Any time a shooting occurs and the police are called to investigate a dead body as a result of the shooting, Crime Scene Investigators (CSIs) will come to process the scene. The medical examiner will then determine where the bullet entered; if possible, where did it come from; and what caliber of bullet, or bullet diameter, was used to kill the victim.
In this article I will define what entry and exit wounds are and what are the characteristics that make up an entry hole.
When a bullet enters a person, it leaves behind what is called a entrance wound. However, that bullet will not necessarily leave another hole called exit wound when the bullet leaves the body. Many times, the bullet remains inside the victim’s body. When evaluating gunshot wounds, a medical examiner looks for entry and exit wounds and tries to find any bullets still lodged inside the victim. Although the distinction is not always obvious, the medical examiner also tries to determine the difference between entry and exit wounds, because doing so can be crucial in reconstructing a crime scene. Knowing the trajectory or trajectory of a bullet can incriminate or exonerate suspects or help determine which projectile caused the fatal injury.
The characteristics of a gunshot wound are a function of several factors:
- The distance between the muzzle, or end of a gun barrel, of the gun and the victim.
- The caliber, or diameter, and velocity of the bullet.
- The angle at which the projectile enters the body.
- Whether the bullet stays inside the victim or goes through, out of, or out of the body. Hence the term, gunshot wound from side to side.
A medical examiner can determine the distance from which a single projectile was fired by closely examining the entry point of the bullet. The characteristics of these inputs are as follows:
- If the muzzle was two (2) or more feet from the victim, the entry wound is usually a small hole, accompanied by a abrasion neck. An abrasion collar is a blue-black bruise effect in a halo surrounding the entrance wound. Some black soot may be left on the skin as the skin literally wipes the bullet clean as it passes the victim through the entry wound.
- If the mouth was between six (6) inches and two (2) feet from the point of entry, the skin may have a tattooed, or spotted, appearance. This tattooed appearance is the result when tiny particles of gunpowder discharged from the barrel embed themselves in the skin, producing tiny red dots of blood within the skin in a mottled pattern around the wound.
- If the muzzle was within six (6) inches of the victim, the shot produces a hole, a small area of smearing, a surrounding area of charring, and a bright red color to injured tissue.
- If the barrel is pressed against the victim when the gun is fired, hot gases and minute particles are drawn directly into the skin, causing further charring and tearing of the skin in a star pattern, or starryPattern.
In general, exit wounds are usually larger than entry wounds due to the fact that the bullet cuts or tears through soft tissue as it travels up and out through the skin. The size and shape of the exit wound depend on the caliber, velocity, and shape of the bullet. For example, soft lead bullets deform easily as they enter and pass through the body, especially if they hit bony structures along the way. When that happens, the bullet can be severely deformed, which, in turn, causes more extensive tissue damage in its path, often resulting in a ragged, open exit wound.
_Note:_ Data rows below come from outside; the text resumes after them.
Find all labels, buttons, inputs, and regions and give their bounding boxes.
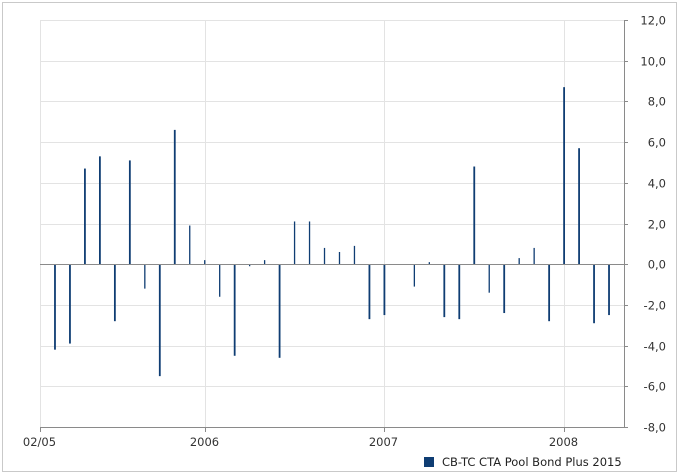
bar bbox=[354, 246, 355, 264]
bar bbox=[204, 260, 205, 264]
x-tick-label: 02/05 bbox=[23, 435, 56, 449]
bar bbox=[384, 264, 386, 315]
y-tick-label: 8,0 bbox=[648, 95, 666, 109]
y-tick-label: 12,0 bbox=[640, 14, 666, 28]
x-tick-label: 2006 bbox=[190, 435, 219, 449]
bar bbox=[443, 264, 445, 317]
legend-swatch bbox=[424, 457, 434, 467]
bar bbox=[99, 156, 101, 264]
axes bbox=[40, 20, 625, 428]
legend: CB-TC CTA Pool Bond Plus 2015 bbox=[424, 455, 622, 469]
bar-series bbox=[54, 87, 610, 376]
bar bbox=[279, 264, 281, 358]
bar bbox=[414, 264, 415, 286]
y-tick-label: 10,0 bbox=[640, 55, 666, 69]
bar bbox=[369, 264, 371, 319]
bar bbox=[608, 264, 610, 315]
bar bbox=[473, 167, 475, 265]
bar bbox=[593, 264, 595, 323]
grid-lines bbox=[40, 20, 624, 428]
bar bbox=[534, 248, 535, 264]
bar bbox=[309, 221, 310, 264]
bar bbox=[84, 169, 86, 265]
bar bbox=[519, 258, 520, 264]
legend-label: CB-TC CTA Pool Bond Plus 2015 bbox=[442, 455, 622, 469]
x-tick-label: 2008 bbox=[549, 435, 578, 449]
y-tick-label: 4,0 bbox=[648, 177, 666, 191]
bar bbox=[548, 264, 550, 321]
y-axis-ticks: 12,0 10,0 8,0 6,0 4,0 2,0 0,0 -2,0 -4,0 -6,0 -8,0 bbox=[624, 14, 666, 435]
y-tick-label: -4,0 bbox=[644, 340, 666, 354]
bar bbox=[429, 262, 430, 264]
bar bbox=[489, 264, 490, 292]
y-tick-label: -2,0 bbox=[644, 299, 666, 313]
x-axis-ticks: 02/05 2006 2007 2008 bbox=[23, 427, 578, 449]
bar bbox=[144, 264, 145, 288]
bar bbox=[114, 264, 116, 321]
bar bbox=[219, 264, 220, 297]
bar bbox=[339, 252, 340, 264]
y-tick-label: -6,0 bbox=[644, 380, 666, 394]
bar bbox=[324, 248, 325, 264]
y-tick-label: 2,0 bbox=[648, 218, 666, 232]
bar bbox=[563, 87, 565, 264]
y-tick-label: -8,0 bbox=[644, 421, 666, 435]
y-tick-label: 6,0 bbox=[648, 136, 666, 150]
bar bbox=[189, 226, 190, 265]
bar bbox=[129, 160, 131, 264]
bar bbox=[234, 264, 236, 356]
bar bbox=[458, 264, 460, 319]
bar bbox=[578, 148, 580, 264]
bar bbox=[159, 264, 161, 376]
bar bbox=[503, 264, 505, 313]
bar bbox=[54, 264, 56, 349]
x-tick-label: 2007 bbox=[369, 435, 398, 449]
bar bbox=[264, 260, 265, 264]
bar bbox=[294, 221, 295, 264]
y-tick-label: 0,0 bbox=[648, 258, 666, 272]
bar bbox=[69, 264, 71, 343]
bar bbox=[174, 130, 176, 264]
Determining the difference between entrance wounds and exit wounds is not always simple for the medical examiner, especially when the exit wound is propped up. propped up refers to when clothing or some other material provides support to the wound. The jagged attribute of many exit wounds is caused by the bullet breaking through the skin. However, if the victim’s skin is supported by tight clothing or if the victim is against a wall or other structure, the skin is less likely to tear. Therefore, the exit wound will be smaller and less jagged. It will take on the likeness of an entry wound.